La voz de Báez desde Miami: fe, libertad interior y crítica a estructuras opresivas

Desde el exilio en Miami, el obispo auxiliar de Managua lanzó una reflexión que, aunque enmarcada en la Cuaresma, resuena inevitablemente en la Nicaragua gobernada por la dictadura Ortega-Murillo, donde la Iglesia ha sido objeto de hostigamiento y persecución.

ESCENARIO NACIONALNACIÓN

DaríoMedios Internacional

3/8/20262 min read

En su homilía del III Domingo de Cuaresma, pronunciada este 8 de marzo en Miami, monseñor Silvio José Báez afirmó que “los regímenes opresores, las estructuras sociales injustas y las formas corruptas de ejercer el poder no pueden ser eliminados solo mediante el esfuerzo humano”.

La frase, pronunciada en el marco de una reflexión sobre el Evangelio de la Samaritana, no mencionó directamente a Nicaragua ni al régimen Ortega-Murillo. Sin embargo, el contexto desde el que habla el obispo exiliado desde 2019 tras amenazas y campañas de hostigamiento convierte sus palabras en un mensaje con fuerte resonancia política.

Una homilía con lectura social

El eje central del mensaje fue espiritual: Jesús como “agua viva”, la necesidad de renovación interior y la conversión del corazón. No obstante, Báez fue más allá de la dimensión personal y planteó que sin hombres y mujeres interiormente libres, los procesos de liberación histórica pueden terminar reproduciendo nuevas formas de opresión.

“No basta con luchar por transformar la sociedad; es necesario dejar que Dios renueve nuestro corazón”, expresó.

La afirmación adquiere especial significado en un país donde la Iglesia católica ha sufrido en los últimos años confiscaciones de bienes, expulsión de congregaciones religiosas, encarcelamiento de sacerdotes, restricciones a procesiones y vigilancia permanente sobre la actividad pastoral.

El contexto que no puede ignorarse

Desde 2018, la relación entre la dictadura sandinista y la Iglesia católica se ha deteriorado progresivamente. Templos han sido vigilados, líderes religiosos han sido desterrados y diversas expresiones públicas de fe han sido limitadas o prohibidas.

En ese escenario, cuando un obispo nicaragüense habla de “regímenes opresores” y “formas corruptas de ejercer el poder”, el eco trasciende la liturgia.

Báez no hizo un llamado partidista ni una arenga política. Su mensaje se mantuvo en el plano moral y espiritual. Sin embargo, al señalar que las estructuras injustas no se transforman solo con acción exterior sino con renovación interior, coloca el debate en una dimensión más profunda: la raíz ética del poder.

“Morir de pie”: advertencia y metáfora

En otro momento de la homilía, el obispo citó una expresión utilizada recientemente por el papa León XIV: el riesgo de “morir de pie”, es decir, mantener la apariencia de vida mientras interiormente se está seco.

La metáfora fue aplicada a la vida espiritual, pero en un país donde muchos sobreviven bajo presión política, miedo o autocensura, la imagen adquiere también un sentido colectivo.

Báez invitó a no conformarse con una existencia exteriormente activa pero interiormente vacía. A volver a la interioridad, a la oración y a la coherencia moral.

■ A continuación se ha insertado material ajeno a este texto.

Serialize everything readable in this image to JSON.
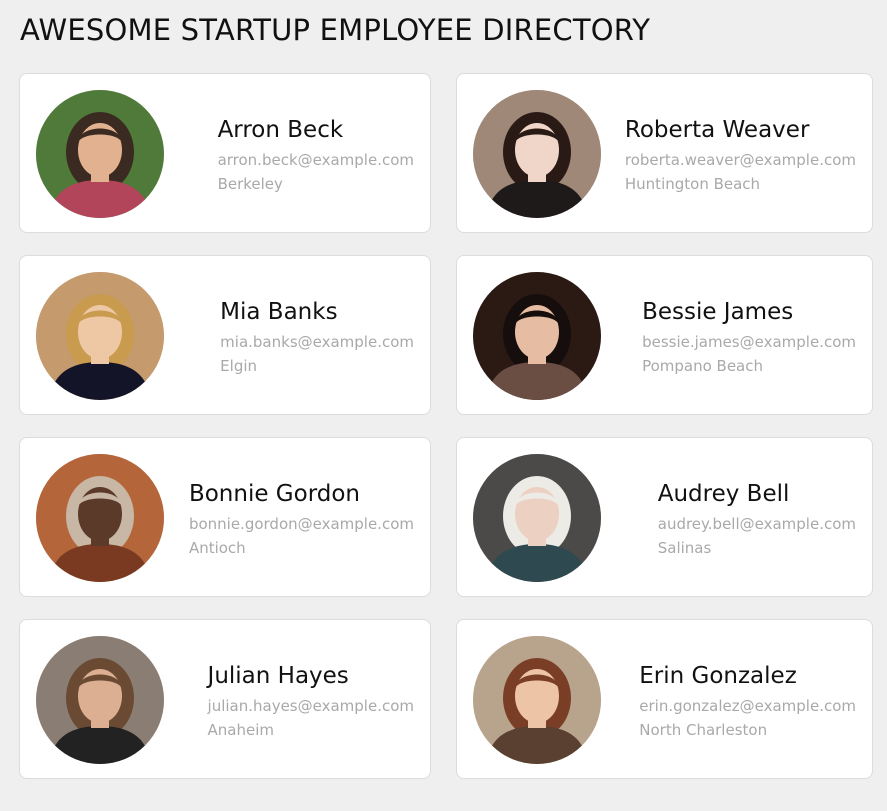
{
  "header": {
    "title": "AWESOME STARTUP EMPLOYEE DIRECTORY"
  },
  "employees": [
    {
      "name": "Arron Beck",
      "email": "arron.beck@example.com",
      "city": "Berkeley",
      "avatar": {
        "bg": "#4f7a3a",
        "skin": "#e2b190",
        "hair": "#3a2a22",
        "shirt": "#b2455a"
      }
    },
    {
      "name": "Roberta Weaver",
      "email": "roberta.weaver@example.com",
      "city": "Huntington Beach",
      "avatar": {
        "bg": "#a08878",
        "skin": "#f0d6c8",
        "hair": "#2a1a16",
        "shirt": "#1e1a1a"
      }
    },
    {
      "name": "Mia Banks",
      "email": "mia.banks@example.com",
      "city": "Elgin",
      "avatar": {
        "bg": "#c59a6c",
        "skin": "#eec7a4",
        "hair": "#c99b4e",
        "shirt": "#141428"
      }
    },
    {
      "name": "Bessie James",
      "email": "bessie.james@example.com",
      "city": "Pompano Beach",
      "avatar": {
        "bg": "#2b1a14",
        "skin": "#e6bda2",
        "hair": "#160e0c",
        "shirt": "#6a4e44"
      }
    },
    {
      "name": "Bonnie Gordon",
      "email": "bonnie.gordon@example.com",
      "city": "Antioch",
      "avatar": {
        "bg": "#b5653a",
        "skin": "#5b3a2a",
        "hair": "#c8b7a4",
        "shirt": "#7a3a22"
      }
    },
    {
      "name": "Audrey Bell",
      "email": "audrey.bell@example.com",
      "city": "Salinas",
      "avatar": {
        "bg": "#4c4a48",
        "skin": "#ecd0c2",
        "hair": "#ecebe6",
        "shirt": "#2e4a50"
      }
    },
    {
      "name": "Julian Hayes",
      "email": "julian.hayes@example.com",
      "city": "Anaheim",
      "avatar": {
        "bg": "#8a7e74",
        "skin": "#dcae92",
        "hair": "#6a4a32",
        "shirt": "#222222"
      }
    },
    {
      "name": "Erin Gonzalez",
      "email": "erin.gonzalez@example.com",
      "city": "North Charleston",
      "avatar": {
        "bg": "#b8a48c",
        "skin": "#eec4a6",
        "hair": "#7a3e26",
        "shirt": "#5a4030"
      }
    }
  ]
}
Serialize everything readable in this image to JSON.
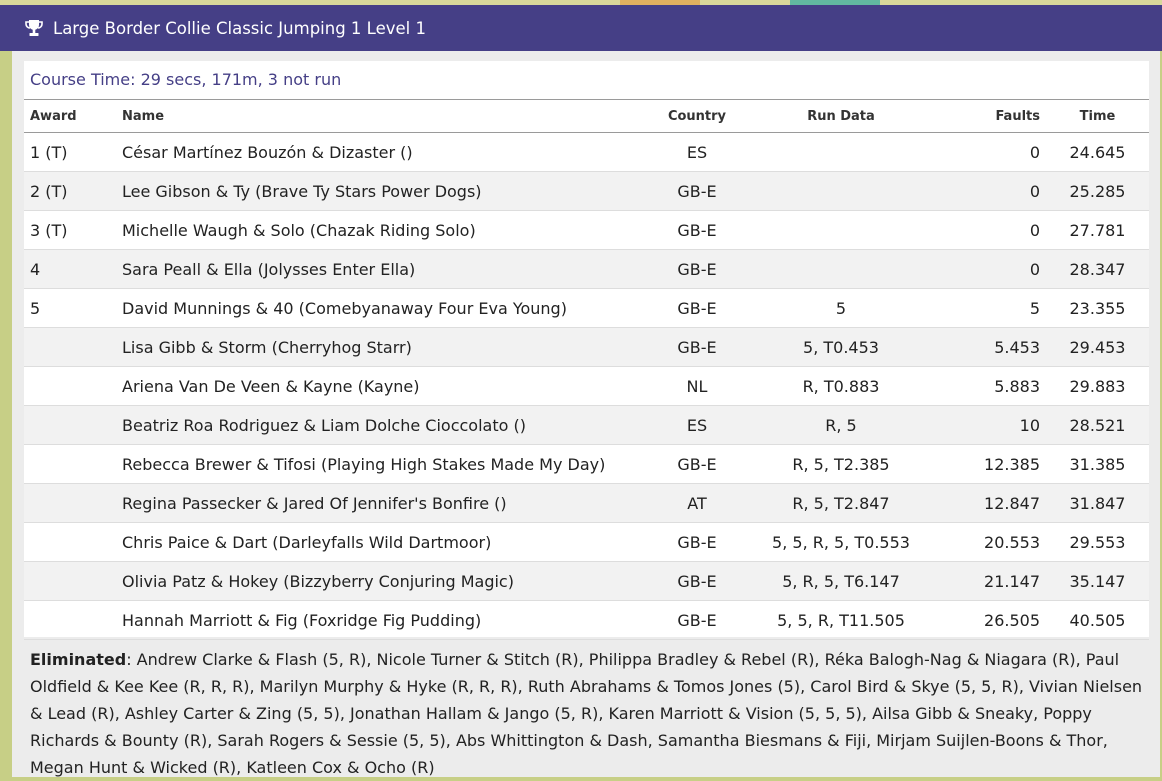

Un mensaje que trasciende lo religioso

La homilía no fue un pronunciamiento político explícito. Fue una reflexión teológica sobre el agua viva que transforma el corazón. Pero en el contexto nicaragüense, donde la Iglesia ha sido señalada por el régimen como adversaria política y donde sacerdotes han sido perseguidos, cualquier referencia a opresión y corrupción institucional adquiere inevitablemente un matiz social.

Desde el exilio, Silvio Báez continúa siendo una de las voces morales más influyentes del país. Su mensaje no se dirige solo a creyentes, sino a una sociedad que vive tensiones profundas entre poder, justicia y dignidad.

En tiempos donde la represión se mezcla con discursos oficiales de estabilidad, la homilía plantea una pregunta incómoda pero central: ¿puede haber verdadera liberación sin transformación ética?